6. O aumento da sensibilidade

6. A isso se junta uma extraordinária intensificação de todas as percepções sensoriais e um prazer maior por seus efeitos, com as impressões sensoriais mais marcadas, especialmente as cores e a audição, onde as cores se tornam mais luminosas e intensas, mostrando-se com uma luminosidade acentuada e com “enorme intensificação da percepção dos cores”, elevando todos os cores a uma maior potência e tornando consciente o indivíduo de inúmeras e sutis sombras de variação, um fenômeno geral da exaltação do sentimento vital, não específico da mescalina, como confirmam observações sobre a embriaguez por haxixe e álcool.

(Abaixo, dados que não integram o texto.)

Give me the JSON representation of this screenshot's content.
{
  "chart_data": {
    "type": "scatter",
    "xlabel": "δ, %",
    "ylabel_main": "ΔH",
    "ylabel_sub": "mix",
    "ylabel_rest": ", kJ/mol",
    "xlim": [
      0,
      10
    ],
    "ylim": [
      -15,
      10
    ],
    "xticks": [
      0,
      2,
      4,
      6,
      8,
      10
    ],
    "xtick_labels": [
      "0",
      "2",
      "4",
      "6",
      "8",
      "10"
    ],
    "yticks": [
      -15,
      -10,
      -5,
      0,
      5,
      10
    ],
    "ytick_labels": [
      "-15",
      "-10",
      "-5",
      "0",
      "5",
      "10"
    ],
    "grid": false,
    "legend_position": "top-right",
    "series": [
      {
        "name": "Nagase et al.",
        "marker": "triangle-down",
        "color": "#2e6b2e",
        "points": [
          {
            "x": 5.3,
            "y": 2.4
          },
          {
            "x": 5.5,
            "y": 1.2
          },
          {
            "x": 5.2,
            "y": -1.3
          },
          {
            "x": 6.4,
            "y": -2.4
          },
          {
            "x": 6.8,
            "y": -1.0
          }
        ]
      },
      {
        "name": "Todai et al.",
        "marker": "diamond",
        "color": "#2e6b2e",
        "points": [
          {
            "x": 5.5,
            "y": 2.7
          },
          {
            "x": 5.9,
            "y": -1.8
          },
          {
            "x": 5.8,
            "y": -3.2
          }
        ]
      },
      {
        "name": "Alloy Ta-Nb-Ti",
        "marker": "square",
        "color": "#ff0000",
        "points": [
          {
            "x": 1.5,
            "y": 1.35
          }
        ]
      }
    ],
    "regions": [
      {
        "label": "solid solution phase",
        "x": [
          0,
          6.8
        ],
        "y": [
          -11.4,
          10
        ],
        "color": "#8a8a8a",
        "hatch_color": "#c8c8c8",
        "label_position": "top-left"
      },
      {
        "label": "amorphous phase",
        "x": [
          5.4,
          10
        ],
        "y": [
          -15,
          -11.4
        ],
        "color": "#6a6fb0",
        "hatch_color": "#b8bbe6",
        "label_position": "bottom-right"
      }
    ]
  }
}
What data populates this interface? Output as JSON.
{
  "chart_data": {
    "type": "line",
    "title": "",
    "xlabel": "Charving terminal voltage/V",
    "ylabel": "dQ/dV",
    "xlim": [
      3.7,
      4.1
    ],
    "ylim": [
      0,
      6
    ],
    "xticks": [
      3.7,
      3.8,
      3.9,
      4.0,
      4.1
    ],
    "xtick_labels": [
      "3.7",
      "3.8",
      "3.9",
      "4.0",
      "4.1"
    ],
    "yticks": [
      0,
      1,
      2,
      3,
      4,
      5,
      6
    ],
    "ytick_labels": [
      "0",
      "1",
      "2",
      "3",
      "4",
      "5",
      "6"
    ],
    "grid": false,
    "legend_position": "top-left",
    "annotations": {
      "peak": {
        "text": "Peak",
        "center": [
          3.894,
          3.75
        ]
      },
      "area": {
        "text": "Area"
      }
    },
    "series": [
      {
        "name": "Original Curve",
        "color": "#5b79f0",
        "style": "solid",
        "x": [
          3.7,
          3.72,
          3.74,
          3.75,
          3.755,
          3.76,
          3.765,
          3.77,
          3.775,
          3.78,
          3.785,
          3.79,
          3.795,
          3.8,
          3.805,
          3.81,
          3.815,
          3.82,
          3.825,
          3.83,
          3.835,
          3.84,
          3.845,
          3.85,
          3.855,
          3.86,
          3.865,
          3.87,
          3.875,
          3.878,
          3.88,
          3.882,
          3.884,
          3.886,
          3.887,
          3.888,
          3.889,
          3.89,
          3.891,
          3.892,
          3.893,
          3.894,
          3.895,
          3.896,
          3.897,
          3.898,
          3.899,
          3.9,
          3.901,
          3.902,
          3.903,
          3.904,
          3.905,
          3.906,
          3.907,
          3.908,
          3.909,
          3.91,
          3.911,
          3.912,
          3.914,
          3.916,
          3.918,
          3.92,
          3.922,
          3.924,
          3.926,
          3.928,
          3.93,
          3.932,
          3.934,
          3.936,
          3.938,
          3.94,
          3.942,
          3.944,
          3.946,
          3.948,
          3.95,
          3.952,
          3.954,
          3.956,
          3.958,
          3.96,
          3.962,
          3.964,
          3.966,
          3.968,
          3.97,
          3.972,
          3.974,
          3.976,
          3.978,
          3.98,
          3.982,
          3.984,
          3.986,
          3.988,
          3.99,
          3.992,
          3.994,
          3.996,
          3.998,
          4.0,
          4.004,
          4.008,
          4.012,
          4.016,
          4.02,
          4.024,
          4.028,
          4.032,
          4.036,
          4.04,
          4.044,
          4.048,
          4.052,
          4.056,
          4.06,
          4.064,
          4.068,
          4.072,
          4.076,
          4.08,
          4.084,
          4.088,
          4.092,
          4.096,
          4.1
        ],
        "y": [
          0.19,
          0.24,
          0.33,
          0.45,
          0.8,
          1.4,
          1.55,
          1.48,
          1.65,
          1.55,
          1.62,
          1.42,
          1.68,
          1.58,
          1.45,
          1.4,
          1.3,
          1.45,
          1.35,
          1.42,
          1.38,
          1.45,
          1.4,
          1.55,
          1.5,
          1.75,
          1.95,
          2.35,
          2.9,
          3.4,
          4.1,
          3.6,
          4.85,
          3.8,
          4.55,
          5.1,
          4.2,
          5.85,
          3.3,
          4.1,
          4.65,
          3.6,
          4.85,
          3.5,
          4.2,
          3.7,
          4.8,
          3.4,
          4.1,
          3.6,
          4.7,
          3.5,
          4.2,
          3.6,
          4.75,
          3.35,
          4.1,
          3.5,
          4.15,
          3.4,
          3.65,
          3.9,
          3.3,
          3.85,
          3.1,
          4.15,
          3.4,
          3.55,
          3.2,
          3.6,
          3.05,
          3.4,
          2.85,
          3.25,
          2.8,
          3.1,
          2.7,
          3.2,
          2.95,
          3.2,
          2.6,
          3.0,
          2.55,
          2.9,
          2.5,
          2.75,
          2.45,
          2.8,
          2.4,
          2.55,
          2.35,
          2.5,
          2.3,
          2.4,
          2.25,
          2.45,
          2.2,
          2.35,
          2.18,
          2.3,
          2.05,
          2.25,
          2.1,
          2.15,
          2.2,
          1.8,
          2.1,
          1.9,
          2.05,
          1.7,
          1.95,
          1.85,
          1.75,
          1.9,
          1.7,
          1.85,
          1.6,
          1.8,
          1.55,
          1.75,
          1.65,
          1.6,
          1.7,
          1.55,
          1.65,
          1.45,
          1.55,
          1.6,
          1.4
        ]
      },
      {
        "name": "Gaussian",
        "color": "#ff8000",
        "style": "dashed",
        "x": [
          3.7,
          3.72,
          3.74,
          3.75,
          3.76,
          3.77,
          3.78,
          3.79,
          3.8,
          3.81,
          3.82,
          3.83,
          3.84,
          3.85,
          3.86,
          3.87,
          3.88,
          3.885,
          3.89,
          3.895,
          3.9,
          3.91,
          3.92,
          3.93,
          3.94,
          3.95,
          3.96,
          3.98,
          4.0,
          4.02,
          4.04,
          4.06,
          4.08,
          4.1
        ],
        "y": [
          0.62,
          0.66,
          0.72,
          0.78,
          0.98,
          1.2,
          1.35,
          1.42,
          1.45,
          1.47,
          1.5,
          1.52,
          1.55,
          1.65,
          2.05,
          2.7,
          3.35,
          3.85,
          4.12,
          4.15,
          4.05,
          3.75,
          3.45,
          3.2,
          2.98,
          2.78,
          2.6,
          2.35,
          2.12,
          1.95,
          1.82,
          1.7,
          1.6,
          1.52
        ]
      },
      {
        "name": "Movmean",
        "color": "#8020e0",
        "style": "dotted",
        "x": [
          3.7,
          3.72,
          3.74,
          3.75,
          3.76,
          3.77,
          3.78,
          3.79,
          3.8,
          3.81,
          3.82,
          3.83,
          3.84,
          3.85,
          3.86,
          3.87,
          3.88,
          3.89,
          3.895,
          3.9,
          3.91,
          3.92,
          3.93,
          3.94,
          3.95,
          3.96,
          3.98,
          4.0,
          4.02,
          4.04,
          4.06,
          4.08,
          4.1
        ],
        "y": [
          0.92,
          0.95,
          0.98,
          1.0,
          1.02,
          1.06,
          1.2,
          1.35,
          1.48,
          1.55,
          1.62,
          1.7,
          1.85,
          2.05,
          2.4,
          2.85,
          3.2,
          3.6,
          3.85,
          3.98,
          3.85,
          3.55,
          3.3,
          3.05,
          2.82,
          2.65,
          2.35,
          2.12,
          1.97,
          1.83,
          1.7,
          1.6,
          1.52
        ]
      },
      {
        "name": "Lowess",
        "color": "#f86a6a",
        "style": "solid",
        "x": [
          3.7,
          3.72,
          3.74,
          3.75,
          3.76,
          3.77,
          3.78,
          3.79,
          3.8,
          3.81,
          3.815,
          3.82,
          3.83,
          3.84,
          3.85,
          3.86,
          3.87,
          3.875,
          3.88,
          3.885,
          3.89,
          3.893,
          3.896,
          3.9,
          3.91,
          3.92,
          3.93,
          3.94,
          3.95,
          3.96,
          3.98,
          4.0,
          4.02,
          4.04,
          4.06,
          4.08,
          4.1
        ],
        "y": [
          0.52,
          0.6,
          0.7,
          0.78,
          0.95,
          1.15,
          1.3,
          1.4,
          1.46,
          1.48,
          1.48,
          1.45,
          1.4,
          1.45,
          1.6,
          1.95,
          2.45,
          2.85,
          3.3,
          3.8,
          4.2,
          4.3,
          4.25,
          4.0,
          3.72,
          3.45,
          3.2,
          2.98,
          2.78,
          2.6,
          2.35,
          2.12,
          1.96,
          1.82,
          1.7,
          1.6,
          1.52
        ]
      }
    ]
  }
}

7. O aumento da capacidade de compreensão

7. Esse aumento da sensibilidade vai de par com um vistoso aumento da capacidade de compreensão, o fenômeno que Nietzsche descreveu como “sensibilidade inteligente”, que se manifesta primeiro como uma acentuação da capacidade de fruição estética, onde o mundo sensível circundante é transportado a uma esfera estética superior e o simbolismo das cores e das formas se torna compreensível.

8. O distúrbio da consciência da realidade

8. Alguns fenômenos patológicos, pertencentes à esfera da patologia, devem ser lembrados por fornecerem uma primeira conclusão sobre a transformação da consciência da realidade na condição de felicidade, como aqueles em que a nítida separação entre Eu e mundo externo se perde, com o homem se sentindo estranho a si mesmo ou identificando-se com algo estranho, ou experimentando a fusão entre interior e exterior, numa identificação com o objeto que remete à “reconciliação” da natureza com seu “filho perdido” e ao “evangelho da harmonia cósmica” de que fala Nietzsche.

9. O valor das testemunhas citadas como fontes

9. A descrição da transformação da consciência no estado de embriaguez ultrapassou o âmbito da estrutura do tempo, mas é necessário precisar claramente o “valor de fonte” desses resultados obtidos de fenômenos patológicos para as pesquisas de antropologia filosófica, deixando de lado aqueles fenômenos que não se encontram também na vida psíquica sã, como as visões de cores, as alucinações e os distúrbios mais radicais da consciência da realidade, considerados patológicos.